Giulietta e Romeo de Zingarelli, l’opéra de Napoléon en DVD
Le bel canto napolitain est à l'honneur avec cette production de l'opéra Giulietta e Romeo de Zingarelli, portée par des interprètes en terrain connu, que ce soit en fosse ou sur scène.
Tout comme le projet discographique de 2021 porté par les mêmes protagonistes, cette production scénique de 2023 mise tout sur l'attachement supposé de Napoléon à l'opéra Giulietta e Romeo de Niccolò Antonio Zingarelli. Exit donc Vérone et la trame shakespearienne du drame, bienvenue en France à l'époque du Directoire, période de création de cet opéra.

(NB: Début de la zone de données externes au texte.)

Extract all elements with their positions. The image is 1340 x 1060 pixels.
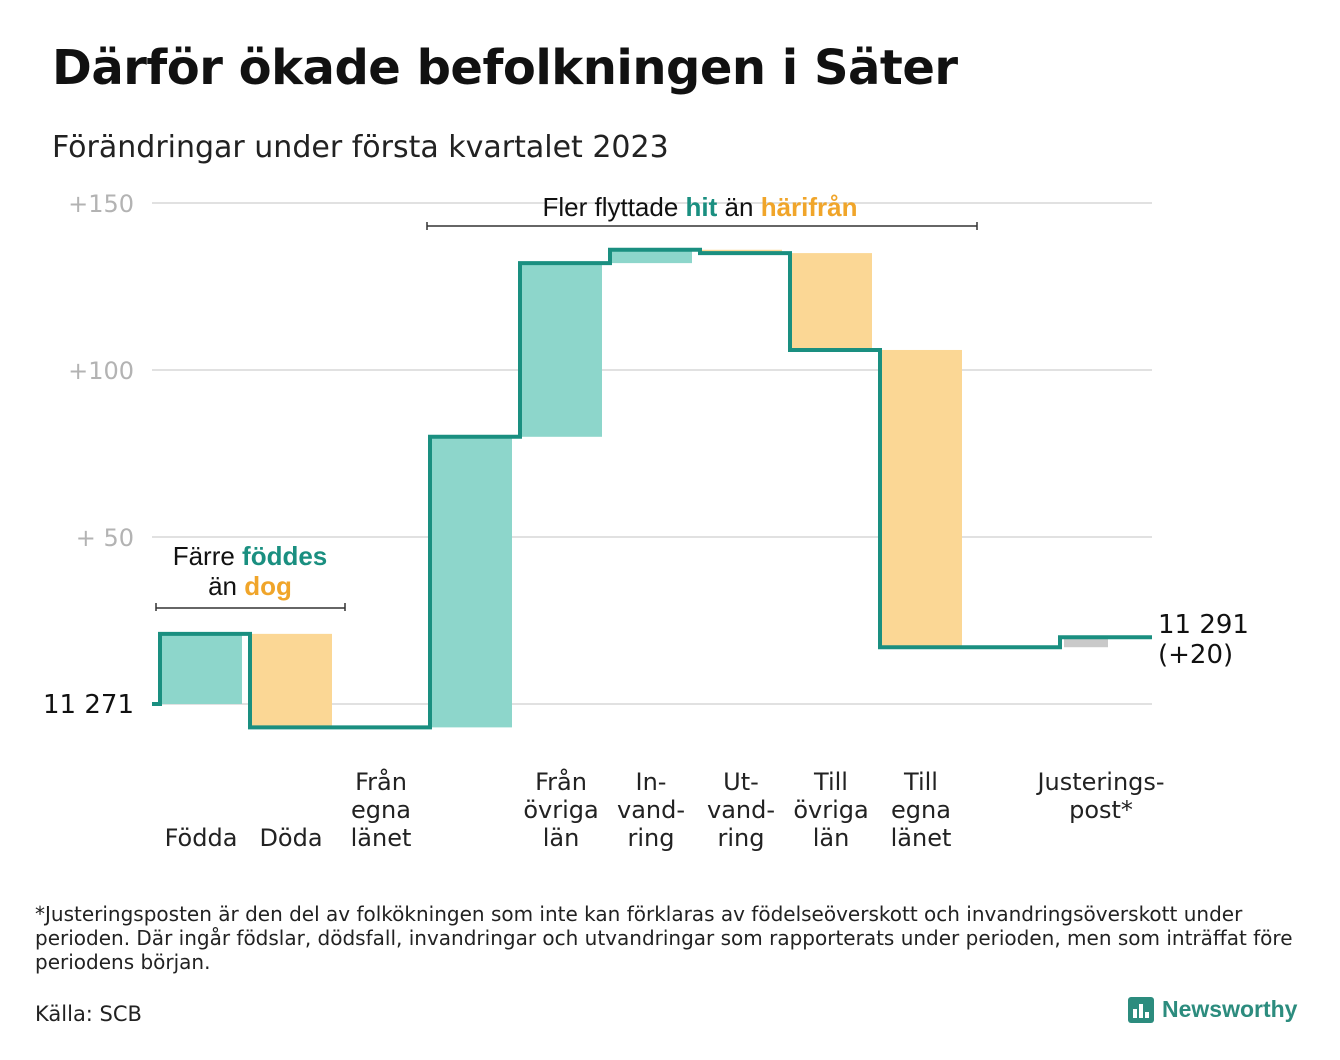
category-label: vand- xyxy=(617,796,685,824)
waterfall-bar xyxy=(160,633,242,704)
category-label: Ut- xyxy=(723,768,759,796)
category-label: övriga xyxy=(523,796,598,824)
annotation-migration: Fler flyttade hit än härifrån xyxy=(542,192,857,222)
waterfall-bar xyxy=(610,249,692,264)
end-value-label: (+20) xyxy=(1158,640,1233,670)
category-label: Justerings- xyxy=(1035,768,1164,796)
chart-subtitle: Förändringar under första kvartalet 2023 xyxy=(52,130,669,165)
y-tick-label: +150 xyxy=(68,190,134,218)
category-label: ring xyxy=(628,824,675,852)
start-value-label: 11 271 xyxy=(43,690,134,720)
newsworthy-logo: Newsworthy xyxy=(1128,996,1297,1023)
category-label: Från xyxy=(355,767,407,796)
category-label: post* xyxy=(1069,796,1133,824)
category-label: Döda xyxy=(259,824,322,852)
category-label: län xyxy=(813,824,850,852)
source-note: Källa: SCB xyxy=(35,1002,142,1026)
cumulative-step-line xyxy=(152,247,1152,730)
category-label: länet xyxy=(891,824,952,852)
category-label: övriga xyxy=(793,796,868,824)
y-tick-label: +100 xyxy=(68,357,134,385)
category-label: länet xyxy=(351,824,412,852)
waterfall-bar xyxy=(790,253,872,350)
waterfall-chart: +150 +100 + 50 11 271 11 291(+20) Födda Döda Fr… xyxy=(43,190,1249,852)
footnote: *Justeringsposten är den del av folkökni… xyxy=(35,902,1293,974)
category-label: ring xyxy=(718,824,765,852)
waterfall-bar xyxy=(880,349,962,648)
category-label: egna xyxy=(351,796,411,824)
category-label: Till xyxy=(813,768,848,796)
annotation-birth-death-line1: Färre föddes xyxy=(173,541,328,571)
category-label: Från xyxy=(535,767,587,796)
category-label: egna xyxy=(891,796,951,824)
newsworthy-icon xyxy=(1128,996,1154,1023)
y-tick-label: + 50 xyxy=(76,524,134,552)
annotation-bracket xyxy=(155,603,346,611)
category-label: Födda xyxy=(165,824,238,852)
waterfall-bar xyxy=(250,633,332,728)
end-value-label: 11 291 xyxy=(1158,610,1249,640)
category-label: In- xyxy=(636,768,667,796)
category-label: vand- xyxy=(707,796,775,824)
category-label: län xyxy=(543,824,580,852)
waterfall-bar xyxy=(430,436,512,728)
brand-name: Newsworthy xyxy=(1162,996,1298,1022)
waterfall-bar xyxy=(520,263,602,437)
waterfall-bar xyxy=(1064,637,1108,648)
category-label: Till xyxy=(903,768,938,796)
annotation-bracket xyxy=(426,222,978,230)
chart-title: Därför ökade befolkningen i Säter xyxy=(52,40,958,96)
annotation-birth-death-line2: än dog xyxy=(208,571,292,601)
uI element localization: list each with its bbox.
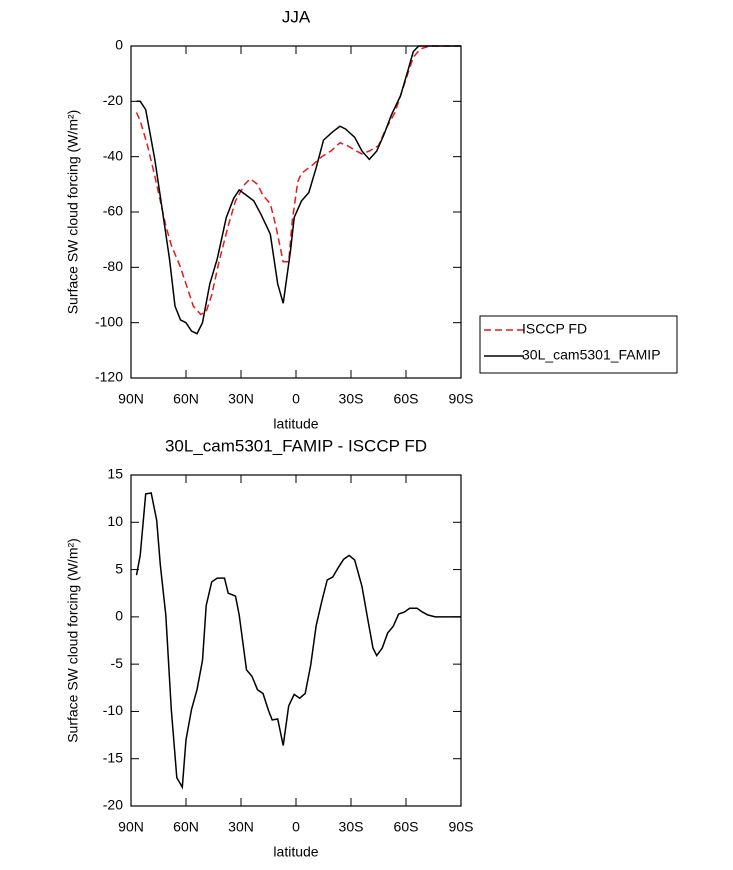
x-tick-label: 90S — [449, 819, 474, 835]
x-tick-label: 0 — [292, 819, 300, 835]
y-tick-label: -15 — [103, 749, 123, 765]
y-tick-label: -5 — [111, 655, 124, 671]
y-tick-label: -20 — [103, 92, 123, 108]
x-tick-label: 90N — [118, 391, 144, 407]
x-tick-label: 60N — [173, 391, 199, 407]
x-tick-label: 60S — [394, 819, 419, 835]
y-tick-label: 0 — [115, 608, 123, 624]
plot-frame — [130, 474, 462, 807]
x-axis-label: latitude — [273, 416, 318, 432]
x-tick-label: 30S — [339, 819, 364, 835]
x-axis-label: latitude — [273, 844, 318, 860]
data-line — [135, 45, 461, 316]
y-tick-label: -60 — [103, 203, 123, 219]
x-tick-label: 60N — [173, 819, 199, 835]
x-tick-label: 60S — [394, 391, 419, 407]
y-tick-label: 5 — [115, 560, 123, 576]
x-tick-label: 30N — [228, 391, 254, 407]
y-tick-label: -80 — [103, 258, 123, 274]
data-line — [135, 492, 461, 790]
y-tick-label: -120 — [95, 369, 123, 385]
y-axis-label: Surface SW cloud forcing (W/m²) — [65, 110, 81, 315]
y-tick-label: 0 — [115, 37, 123, 53]
y-axis-label: Surface SW cloud forcing (W/m²) — [65, 538, 81, 743]
chart-title: 30L_cam5301_FAMIP - ISCCP FD — [165, 436, 427, 455]
y-tick-label: -40 — [103, 147, 123, 163]
legend-box — [479, 315, 678, 374]
x-tick-label: 90S — [449, 391, 474, 407]
data-line — [136, 45, 461, 335]
y-tick-label: 10 — [107, 513, 123, 529]
chart-title: JJA — [282, 7, 311, 26]
y-tick-label: -10 — [103, 702, 123, 718]
x-tick-label: 30S — [339, 391, 364, 407]
x-tick-label: 30N — [228, 819, 254, 835]
y-tick-label: -20 — [103, 797, 123, 813]
legend-label: 30L_cam5301_FAMIP — [522, 347, 661, 363]
x-tick-label: 0 — [292, 391, 300, 407]
y-tick-label: -100 — [95, 313, 123, 329]
x-tick-label: 90N — [118, 819, 144, 835]
legend-label: ISCCP FD — [522, 321, 587, 337]
y-tick-label: 15 — [107, 466, 123, 482]
plot-frame — [130, 45, 462, 379]
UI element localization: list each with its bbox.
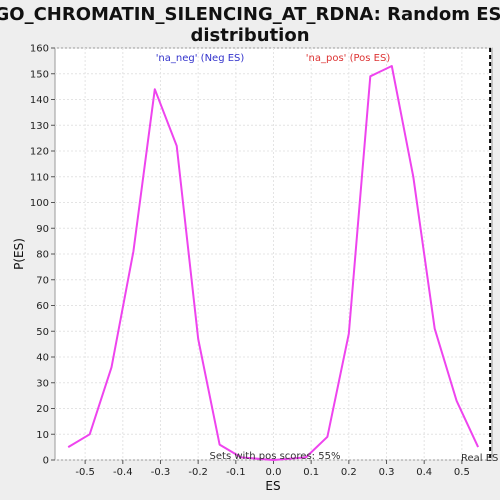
x-tick-label: -0.5 xyxy=(75,467,95,478)
chart-title-line2: distribution xyxy=(190,25,309,46)
neg-es-label: 'na_neg' (Neg ES) xyxy=(156,53,245,64)
x-tick-label: 0.3 xyxy=(379,467,395,478)
y-tick-label: 130 xyxy=(30,121,49,132)
y-tick-label: 20 xyxy=(36,404,49,415)
y-tick-label: 40 xyxy=(36,353,49,364)
y-tick-label: 80 xyxy=(36,250,49,261)
y-tick-label: 30 xyxy=(36,378,49,389)
y-tick-label: 10 xyxy=(36,430,49,441)
y-axis-label: P(ES) xyxy=(12,238,26,270)
y-tick-label: 100 xyxy=(30,198,49,209)
y-tick-label: 70 xyxy=(36,275,49,286)
grid-lines xyxy=(55,47,492,461)
y-tick-label: 150 xyxy=(30,69,49,80)
x-tick-label: -0.1 xyxy=(226,467,246,478)
series-layer xyxy=(67,65,480,461)
x-tick-label: 0.1 xyxy=(303,467,319,478)
x-tick-label: 0.2 xyxy=(341,467,357,478)
es-distribution-line xyxy=(67,65,480,461)
x-axis-ticks: -0.5 -0.4 -0.3 -0.2 -0.1 0.0 0.1 0.2 0.3 0.4 0.5 xyxy=(75,460,470,478)
y-tick-label: 140 xyxy=(30,95,49,106)
x-tick-label: -0.4 xyxy=(113,467,133,478)
y-tick-label: 0 xyxy=(43,456,49,467)
x-tick-label: 0.5 xyxy=(454,467,470,478)
x-tick-label: 0.0 xyxy=(266,467,282,478)
real-es-label: Real ES xyxy=(461,453,498,464)
y-tick-label: 120 xyxy=(30,147,49,158)
y-tick-label: 160 xyxy=(30,44,49,55)
y-axis-ticks: 0 10 20 30 40 50 60 70 80 90 100 110 120 130 140 150 160 xyxy=(30,44,55,467)
pos-scores-label: Sets with pos scores: 55% xyxy=(210,451,341,462)
pos-es-label: 'na_pos' (Pos ES) xyxy=(306,53,391,64)
x-tick-label: -0.2 xyxy=(188,467,208,478)
y-tick-label: 60 xyxy=(36,301,49,312)
chart-title-line1: GO_CHROMATIN_SILENCING_AT_RDNA: Random E… xyxy=(0,4,500,25)
y-tick-label: 50 xyxy=(36,327,49,338)
x-tick-label: 0.4 xyxy=(416,467,432,478)
y-tick-label: 90 xyxy=(36,224,49,235)
x-axis-label: ES xyxy=(265,479,280,493)
y-tick-label: 110 xyxy=(30,172,49,183)
x-tick-label: -0.3 xyxy=(151,467,171,478)
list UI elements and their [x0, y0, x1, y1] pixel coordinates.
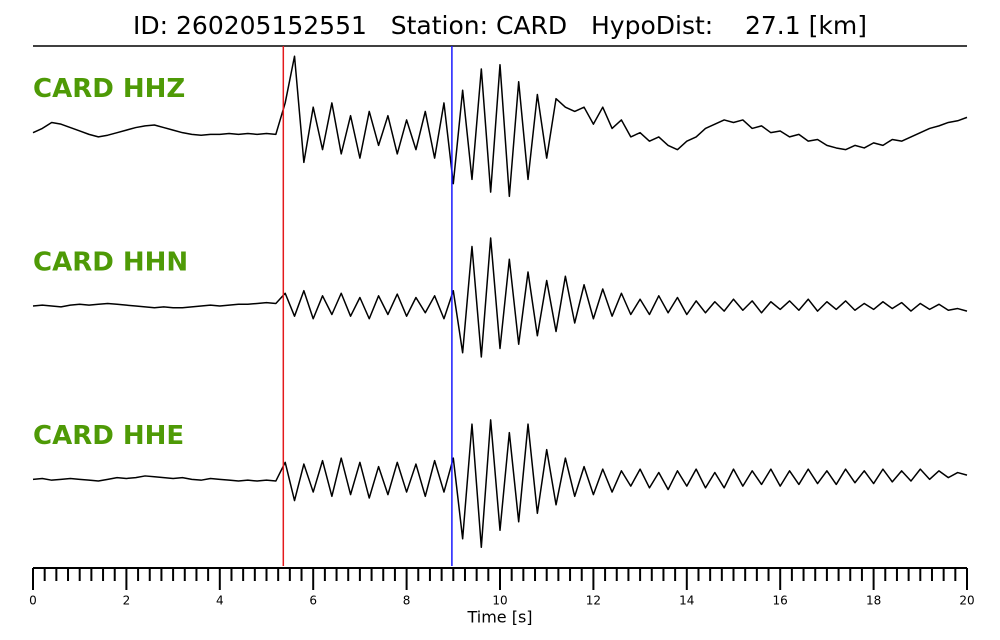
trace-label: CARD HHE — [33, 421, 184, 451]
x-axis-label: Time [s] — [466, 608, 532, 627]
x-tick-label: 2 — [123, 594, 131, 608]
x-tick-label: 20 — [959, 594, 974, 608]
chart-title: ID: 260205152551 Station: CARD HypoDist:… — [133, 11, 867, 40]
x-tick-label: 18 — [866, 594, 881, 608]
x-tick-label: 0 — [29, 594, 37, 608]
x-tick-label: 8 — [403, 594, 411, 608]
x-tick-label: 14 — [679, 594, 694, 608]
trace-label: CARD HHZ — [33, 74, 185, 104]
x-tick-label: 16 — [773, 594, 788, 608]
x-tick-label: 6 — [309, 594, 317, 608]
trace — [32, 419, 968, 549]
trace — [32, 237, 968, 358]
trace-label: CARD HHN — [33, 248, 188, 278]
x-tick-label: 10 — [492, 594, 507, 608]
x-tick-label: 4 — [216, 594, 224, 608]
x-tick-label: 12 — [586, 594, 601, 608]
trace — [32, 55, 968, 198]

Le metteur en scène Gilles Rico transforme même les Capulets en réactionnaires thermidoriens et les Montaigu en représentants du courant révolutionnaire Jacobin, explicitant sans détour cette transposition dans sa note d'intention. Le spectateur, lui, pourra même y voir Joséphine sous les traits de Giulietta et le Général Bonaparte en Roméo tant les superbes costumes de Christian Lacroix traduisent explicitement cette approche.
A part cette transposition, le metteur en scène semble ne pas s'être trop intéressé à une direction d'acteurs particulière, la pauvre Giulietta se suicidant même publiquement sans susciter de contestation particulière de la part de ceux qui l'entourent à ce moment-là. La parfaite captation de ce spectacle témoigne également du jeu théâtral un peu poussif de Roméo au premier acte, face à une Giulietta quelque peu effacée, même si les deux interprètes arrivent à rééquilibrer cette impression au fur et à mesure du visionnage : Adèle Chauvet devenant vibrante à partir de son grand air « Qual improvviso tremito » (Acte II, scène 7) et Franco Fagioli gagnant en sobriété dans les tumultueuses vocalises dont il a la charge.
Que le futur acquéreur de ce DVD ne s'attende surtout pas à retrouver le conflit politique entre les Capulet et les Montaigu, mais plutôt une toile de fond mettant à l'honneur l'amour interdit des jeunes héros face au devoir familial: des émois bien plus inspirants pour les artistes du XIXe siècle. Qu'il ne s'attende pas non plus à retrouver les grands moments de l'œuvre de Shakespeare, le livret s'appuyant bien plus sur la version italienne de Luigi da Porto : il n'y a plus de Mercutio, ni la célèbre scène du balcon par exemple.
Avec la chronique de la version en concert captée en 2021, et le compte-rendu très complet du spectacle en 2023 où les mêmes interprètes interviennent, nous nous attarderons plutôt sur la qualité de la captation menée pour ce DVD, qui permet d'apprécier au mieux le travail de ces artistes, et également de valoriser avec justesse l'approche scénique des décors à l'ancienne de Roland Fontaine. Ils sont en effet bien plus attractifs à l'image que ceux « historiquement informés » de Carmen à l'Opéra Comique, alors que la démarche se caractérise par les mêmes techniques dans ces deux productions. Cette impression est certainement dû au beau travail de lumières de Bertrand Couderc parfaitement rendu à l'image, qui reproduit finement les nombreux climats nocturnes de l'ouvrage.
On souligne enfin la présence dans le livret d'accompagnement de la note d'intention du metteur en scène Gilles Rico, comme c'est souvent l'usage, mais aussi celle de Roland Fontaine pour les décors, et de Bertrand Couderc pour les lumières, soit un traitement égal du travail de toutes les forces en présence. Un parti-pris particulièrement pertinent au regard du contenu de textes explicitant au mieux les démarches artistiques, qu'elles soient individuelles ou collectives. Il est d'ailleurs amusant de lire les explications du décorateur, qui défend le ré-emploi de ses décors pour d'autres productions par des arguments environnementaux, alors que cette pratique était largement répandue en 1796 pour des contraintes économiques, finalement toujours actuelles à notre époque.